Anastomotic leakage (AL) is a deadly complication after Ivor-Lewis esophagectomy. The use of an anastomotic drainage (AD), to diagnose and to potentially treat the leakage, is still a widespread practice. At present, scientific literature is lacking in this topic and its use is based on each center experience. We performed a retrospective analysis of 239 consecutive patients who underwent an Ivor-Lewis esophagectomy in our Department from 01/01/2006 to 31/12/2017. Until 28/02/2014, a transthoracic anastomotic drainage was routinely placed in 119 patients (anastomotic-drain group). Drainage removal was planned on POD 5 after the resume of oral intake. In the remaining 120 cases, no drainage was placed (no anastomotic-drain group). We compared the two groups to assess whether the anastomotic drainage had an impact on the timing of the anastomotic leakage diagnosis and treatment. In our series, we observed 9 anastomotic leaks in the first group (7.6%) and 3 in the second one (2.5%).
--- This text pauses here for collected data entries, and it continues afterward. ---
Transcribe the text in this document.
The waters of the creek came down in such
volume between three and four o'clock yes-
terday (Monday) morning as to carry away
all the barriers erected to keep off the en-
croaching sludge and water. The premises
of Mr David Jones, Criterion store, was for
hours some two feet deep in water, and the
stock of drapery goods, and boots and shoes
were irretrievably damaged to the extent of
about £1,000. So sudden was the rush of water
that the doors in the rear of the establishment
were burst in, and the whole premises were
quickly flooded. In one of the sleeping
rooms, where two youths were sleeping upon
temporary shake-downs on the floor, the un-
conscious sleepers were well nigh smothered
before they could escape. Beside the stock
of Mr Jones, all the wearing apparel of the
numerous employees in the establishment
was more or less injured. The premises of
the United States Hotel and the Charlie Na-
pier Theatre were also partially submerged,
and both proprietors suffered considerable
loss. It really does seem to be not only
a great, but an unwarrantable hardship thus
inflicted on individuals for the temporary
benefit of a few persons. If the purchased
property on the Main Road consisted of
In the anastomotic-drain group, median time for leak diagnosis was 10 days, and notably, in seven cases, the anastomotic drainage was already removed. Considering all the patients who experienced an AL, a re-operation was mandatory in one case, while endoscopic treatment was chosen for five cases and conservative treatment was adopted in three cases. The median hospital length of stay in these patients was 31 days. In the no anastomotic-drain group, one patient with anastomotic leakage was treated conservatively and discharged after 34 days. The other two cases were re-operated and an esophageal prosthesis was placed in both cases, and these patients were discharged, respectively, on POD 28 and POD 38. Concluding, the role of the anastomotic drain in Ivor-Lewis esophagectomy is still unclear. There is a shortage of the literature on this topic and our experience shows that the anastomotic drain has a limited sensibility in AL diagnosis and cannot replace the clinical signs and symptoms. Moreover, the drain it is often removed before the leakage becomes visible. In selected patients with a less severe leak, the anastomotic drain can be an effective treatment, but often a percutaneous drainage, it is an effective alternative choice. In severe dehiscence with sepsis, a reoperation remains the mainstay to control the mediastinal contamination and to eventually treat the leakage.

摘要

吻合口漏(AL)是 Ivor-Lewis 食管切除术的一种致命并发症。使用吻合口引流(AD)来诊断和潜在治疗漏液仍然是一种广泛的做法。目前,该主题的科学文献不足,其使用基于每个中心的经验。我们对 2006 年 1 月 1 日至 2017 年 12 月 31 日期间在我们科室接受 Ivor-Lewis 食管切除术的 239 例连续患者进行了回顾性分析。直到 2014 年 2 月 28 日,119 例患者常规放置经胸吻合口引流(吻合口引流组)。在恢复口服摄入后,计划在 POD5 时移除引流。在其余 120 例病例中,未放置引流(无吻合口引流组)。我们比较了两组,以评估吻合口引流是否会影响吻合口漏的诊断和治疗时机。在我们的系列中,我们观察到第一组中有 9 例吻合口漏(7.6%),第二组中有 3 例(2.5%)。在吻合口引流组中,漏诊中位时间为 10 天,值得注意的是,在 7 例中,吻合口引流已经被移除。考虑到所有发生吻合口漏的患者,有 1 例需要再次手术,5 例选择内镜治疗,3 例选择保守治疗。这些患者的中位住院时间为 31 天。在无吻合口引流组中,1 例吻合口漏患者接受保守治疗,34 天后出院。另外两例再次手术,两例均放置食管假体,分别于术后第 28 天和第 38 天出院。综上所述,在 Ivor-Lewis 食管切除术中,吻合口引流的作用仍不明确。该主题的文献不足,我们的经验表明,吻合口引流在 AL 诊断中的敏感性有限,不能替代临床症状。此外,引流管通常在漏液可见之前被移除。对于吻合口漏较轻的患者,吻合口引流可能是一种有效的治疗方法,但经皮引流通常是一种有效的替代选择。在严重的吻合口裂开合并感染时,再次手术仍然是控制纵隔污染和最终治疗漏液的主要方法。